Post-Colonial Indian Writing

I don’t like reading Indian authors who write in English. Most of them that is.

They have not been able to shake-off their colonial hangover yet. Every book they write has linkages to the freedom struggle or the events immediately preceding or following independence. They can’t think beyond.

The books are written with the single-minded aim of winning awards, who cares whether they are readable or not!! The plot is as vague as can be...there is only a semblance of a story. The language is unnecessarily ornate, laborious & doesn’t flow easily. The general consensus seems to be that the more difficult your book is to understand, the higher your chances of winning a literary award. Sadly, this is true as well.

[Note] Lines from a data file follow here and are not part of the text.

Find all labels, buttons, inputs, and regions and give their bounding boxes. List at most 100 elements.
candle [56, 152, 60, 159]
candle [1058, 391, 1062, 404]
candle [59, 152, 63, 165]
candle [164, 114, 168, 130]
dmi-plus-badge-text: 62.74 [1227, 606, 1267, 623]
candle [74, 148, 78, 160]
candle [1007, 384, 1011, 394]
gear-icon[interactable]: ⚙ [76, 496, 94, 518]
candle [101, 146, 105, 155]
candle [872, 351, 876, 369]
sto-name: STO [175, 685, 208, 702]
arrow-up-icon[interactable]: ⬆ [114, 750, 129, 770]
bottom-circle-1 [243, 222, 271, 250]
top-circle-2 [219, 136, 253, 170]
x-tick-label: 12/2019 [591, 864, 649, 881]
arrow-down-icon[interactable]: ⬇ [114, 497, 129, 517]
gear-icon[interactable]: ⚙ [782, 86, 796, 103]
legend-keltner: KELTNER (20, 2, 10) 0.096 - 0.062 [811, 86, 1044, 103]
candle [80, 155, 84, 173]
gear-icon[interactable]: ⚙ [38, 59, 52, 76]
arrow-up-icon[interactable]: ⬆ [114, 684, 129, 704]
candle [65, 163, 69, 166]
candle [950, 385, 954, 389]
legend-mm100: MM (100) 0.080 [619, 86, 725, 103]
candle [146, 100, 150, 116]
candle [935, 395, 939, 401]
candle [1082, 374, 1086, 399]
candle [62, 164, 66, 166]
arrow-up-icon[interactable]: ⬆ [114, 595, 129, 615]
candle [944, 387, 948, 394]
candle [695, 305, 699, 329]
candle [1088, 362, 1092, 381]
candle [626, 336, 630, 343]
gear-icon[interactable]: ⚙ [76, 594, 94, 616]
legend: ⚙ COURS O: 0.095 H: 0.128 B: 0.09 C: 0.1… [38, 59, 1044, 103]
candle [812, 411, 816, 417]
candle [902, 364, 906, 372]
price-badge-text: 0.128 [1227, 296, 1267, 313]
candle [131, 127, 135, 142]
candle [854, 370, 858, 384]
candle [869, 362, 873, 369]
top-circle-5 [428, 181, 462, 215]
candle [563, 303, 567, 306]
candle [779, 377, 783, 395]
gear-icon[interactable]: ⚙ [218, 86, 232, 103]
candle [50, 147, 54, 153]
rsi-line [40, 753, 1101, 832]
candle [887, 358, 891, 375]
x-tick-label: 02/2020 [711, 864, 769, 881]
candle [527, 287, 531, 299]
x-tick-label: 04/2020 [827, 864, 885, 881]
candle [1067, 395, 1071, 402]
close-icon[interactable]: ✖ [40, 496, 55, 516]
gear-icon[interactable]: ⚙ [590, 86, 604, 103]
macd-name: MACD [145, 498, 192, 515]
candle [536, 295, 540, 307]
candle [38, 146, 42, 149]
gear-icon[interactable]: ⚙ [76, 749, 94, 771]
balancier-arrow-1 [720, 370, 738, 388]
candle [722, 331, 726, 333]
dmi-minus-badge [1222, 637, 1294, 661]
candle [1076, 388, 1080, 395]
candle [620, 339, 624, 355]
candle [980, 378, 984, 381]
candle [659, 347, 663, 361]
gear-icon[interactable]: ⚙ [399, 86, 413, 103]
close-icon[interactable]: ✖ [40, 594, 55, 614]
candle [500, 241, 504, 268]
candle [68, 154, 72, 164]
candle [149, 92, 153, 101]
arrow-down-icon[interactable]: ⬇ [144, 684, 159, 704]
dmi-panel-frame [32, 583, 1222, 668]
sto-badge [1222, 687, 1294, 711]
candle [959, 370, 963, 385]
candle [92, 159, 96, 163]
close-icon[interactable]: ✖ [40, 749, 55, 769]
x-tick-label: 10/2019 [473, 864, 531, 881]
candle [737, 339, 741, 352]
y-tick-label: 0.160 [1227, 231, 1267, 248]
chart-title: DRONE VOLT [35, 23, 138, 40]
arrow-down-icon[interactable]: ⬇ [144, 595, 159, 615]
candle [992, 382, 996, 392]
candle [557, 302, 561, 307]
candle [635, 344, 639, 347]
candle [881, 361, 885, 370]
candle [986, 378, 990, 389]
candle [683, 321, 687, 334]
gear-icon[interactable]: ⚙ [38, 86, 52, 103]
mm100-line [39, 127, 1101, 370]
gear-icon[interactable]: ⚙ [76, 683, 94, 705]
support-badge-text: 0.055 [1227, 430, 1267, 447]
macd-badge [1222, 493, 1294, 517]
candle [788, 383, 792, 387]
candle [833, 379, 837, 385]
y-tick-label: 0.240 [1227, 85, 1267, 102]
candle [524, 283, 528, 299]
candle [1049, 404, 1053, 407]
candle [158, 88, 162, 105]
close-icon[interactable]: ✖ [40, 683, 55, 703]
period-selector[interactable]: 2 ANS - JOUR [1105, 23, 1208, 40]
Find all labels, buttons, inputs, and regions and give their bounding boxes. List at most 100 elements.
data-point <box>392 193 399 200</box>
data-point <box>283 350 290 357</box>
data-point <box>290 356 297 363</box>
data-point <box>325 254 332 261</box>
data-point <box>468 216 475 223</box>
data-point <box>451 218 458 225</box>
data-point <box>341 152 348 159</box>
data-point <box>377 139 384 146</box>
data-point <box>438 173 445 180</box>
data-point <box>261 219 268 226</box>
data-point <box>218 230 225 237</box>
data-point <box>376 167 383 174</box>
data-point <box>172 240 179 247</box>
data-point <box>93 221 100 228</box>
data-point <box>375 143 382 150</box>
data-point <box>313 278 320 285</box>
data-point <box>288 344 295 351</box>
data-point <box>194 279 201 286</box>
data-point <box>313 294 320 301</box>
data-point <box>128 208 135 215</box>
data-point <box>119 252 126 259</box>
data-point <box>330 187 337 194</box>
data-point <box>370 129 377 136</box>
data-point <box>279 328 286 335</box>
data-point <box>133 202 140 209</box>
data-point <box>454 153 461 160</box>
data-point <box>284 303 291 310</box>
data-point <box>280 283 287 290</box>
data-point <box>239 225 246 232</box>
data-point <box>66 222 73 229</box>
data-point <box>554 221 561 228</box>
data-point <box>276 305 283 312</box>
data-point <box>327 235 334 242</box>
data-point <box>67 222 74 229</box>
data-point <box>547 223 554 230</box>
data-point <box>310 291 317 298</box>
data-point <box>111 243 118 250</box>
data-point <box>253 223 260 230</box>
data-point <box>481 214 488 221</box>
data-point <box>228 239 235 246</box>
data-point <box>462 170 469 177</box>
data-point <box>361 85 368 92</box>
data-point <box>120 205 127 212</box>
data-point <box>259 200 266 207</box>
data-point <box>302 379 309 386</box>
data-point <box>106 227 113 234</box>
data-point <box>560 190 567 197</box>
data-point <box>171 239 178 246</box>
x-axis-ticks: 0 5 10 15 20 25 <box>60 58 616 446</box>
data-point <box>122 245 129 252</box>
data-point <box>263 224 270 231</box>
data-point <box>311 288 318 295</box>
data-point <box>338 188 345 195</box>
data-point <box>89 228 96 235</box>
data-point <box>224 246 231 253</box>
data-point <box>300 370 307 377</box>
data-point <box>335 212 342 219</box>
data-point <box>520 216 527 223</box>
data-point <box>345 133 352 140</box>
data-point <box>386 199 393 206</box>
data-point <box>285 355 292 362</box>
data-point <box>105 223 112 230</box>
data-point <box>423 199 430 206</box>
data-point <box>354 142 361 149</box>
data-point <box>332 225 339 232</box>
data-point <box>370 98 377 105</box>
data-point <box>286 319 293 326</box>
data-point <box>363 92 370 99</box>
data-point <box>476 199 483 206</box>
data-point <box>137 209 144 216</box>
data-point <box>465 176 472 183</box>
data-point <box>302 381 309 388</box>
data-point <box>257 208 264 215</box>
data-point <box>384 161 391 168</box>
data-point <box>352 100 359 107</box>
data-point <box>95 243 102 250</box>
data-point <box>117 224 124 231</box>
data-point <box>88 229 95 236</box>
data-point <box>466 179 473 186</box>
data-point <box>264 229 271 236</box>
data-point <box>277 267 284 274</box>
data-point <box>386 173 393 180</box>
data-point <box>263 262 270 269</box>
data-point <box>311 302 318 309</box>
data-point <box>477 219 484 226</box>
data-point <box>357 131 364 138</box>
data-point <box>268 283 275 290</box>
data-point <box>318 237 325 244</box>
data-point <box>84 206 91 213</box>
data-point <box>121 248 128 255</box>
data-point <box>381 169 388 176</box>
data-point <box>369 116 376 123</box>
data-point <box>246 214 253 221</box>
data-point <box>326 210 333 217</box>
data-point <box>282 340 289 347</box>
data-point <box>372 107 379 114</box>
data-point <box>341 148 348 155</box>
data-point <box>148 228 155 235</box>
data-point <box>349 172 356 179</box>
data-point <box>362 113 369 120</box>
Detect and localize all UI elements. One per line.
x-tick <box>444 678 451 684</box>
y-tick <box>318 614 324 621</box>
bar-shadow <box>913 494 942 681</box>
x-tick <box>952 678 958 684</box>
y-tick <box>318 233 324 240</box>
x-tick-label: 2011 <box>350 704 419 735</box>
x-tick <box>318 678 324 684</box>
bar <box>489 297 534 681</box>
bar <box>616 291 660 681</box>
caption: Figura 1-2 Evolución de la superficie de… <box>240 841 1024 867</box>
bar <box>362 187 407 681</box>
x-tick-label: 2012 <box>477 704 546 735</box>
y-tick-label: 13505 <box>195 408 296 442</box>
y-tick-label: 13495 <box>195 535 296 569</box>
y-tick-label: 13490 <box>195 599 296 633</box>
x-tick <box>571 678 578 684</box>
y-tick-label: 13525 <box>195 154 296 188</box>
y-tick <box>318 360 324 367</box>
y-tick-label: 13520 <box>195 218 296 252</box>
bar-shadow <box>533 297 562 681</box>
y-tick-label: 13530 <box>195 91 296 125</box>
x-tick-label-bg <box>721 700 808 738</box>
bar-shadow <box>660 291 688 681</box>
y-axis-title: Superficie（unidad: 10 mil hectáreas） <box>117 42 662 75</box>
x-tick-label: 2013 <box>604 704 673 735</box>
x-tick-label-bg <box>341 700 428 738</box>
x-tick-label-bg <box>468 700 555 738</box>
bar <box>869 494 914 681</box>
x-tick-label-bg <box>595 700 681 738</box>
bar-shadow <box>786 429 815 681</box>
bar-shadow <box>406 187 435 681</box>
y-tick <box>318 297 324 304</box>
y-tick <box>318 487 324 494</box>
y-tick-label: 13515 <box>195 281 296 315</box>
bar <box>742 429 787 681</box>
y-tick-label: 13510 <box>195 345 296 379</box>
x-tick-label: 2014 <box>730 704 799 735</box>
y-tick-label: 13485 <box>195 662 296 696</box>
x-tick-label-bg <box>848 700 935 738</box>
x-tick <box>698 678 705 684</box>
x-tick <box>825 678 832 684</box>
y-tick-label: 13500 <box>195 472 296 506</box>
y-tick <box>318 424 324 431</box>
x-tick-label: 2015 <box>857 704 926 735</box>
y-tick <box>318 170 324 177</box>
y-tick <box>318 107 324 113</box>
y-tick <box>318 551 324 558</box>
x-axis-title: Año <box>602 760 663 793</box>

As a result, good writing takes a backseat and what we get over & over again are rehashed versions of India before independence & India immediately after independence.

Good writing is not about overwhelming the reader. It need not always be about the way Hindus & Muslims were hacked to death during the partition or the atrocities committed on the common people during the Indira Gandhi imposed Emergency of 1975.

Writing is about creating a world that the reader can identify with and enjoy, if not feel a part of. In this context, Indian authors have a lot of maturing to do. They might have an exalted vocabulary but they do not know how to use language to make the maximum impact. A book like ‘The Kite Runner’ is as sad as any book on the events leading up to the partition of India but it makes a stronger impact and lingers in the mind of the reader for much longer because of the optimum use of language in the book.

Sadly, even most of us as readers praise the books that we probably understood only half of, to the sky while we know that we enjoyed reading Anurag Mathur’s ‘The Inscrutable Americans’, Chetan Bhagat’s ‘Five Point Someone’, Karan Bajaj’s ‘Keep Off the Grass’ & Abhijit Bhaduri’s ‘Mediocre But Arrogant’ much more!

3 comments:

Kalyan Karmakar said...

I also feel that Indian authors go out of the way to use profanities and obsceneties ...some are nice though specially the diaspora variety - Jhumpa Lahiri, Amitav Ghose (sp Hungry Tide), Chitrita Banerjee...but I so mis R K Narayan

Ashwin said...

Have you read the Ramayana series by Ashok Banker? It is awesome! Unlike anything you've read before.

Scarlett said...

@ the Knife - Indian authors write with a lot of deliberation & that is what I don't like. Their writing isn't natural, rather forced & practised.

@ Ashwin - I haven't. But as a woman I have issues with the protagonist of the 'Ramayana' so not a big fan of the mythology.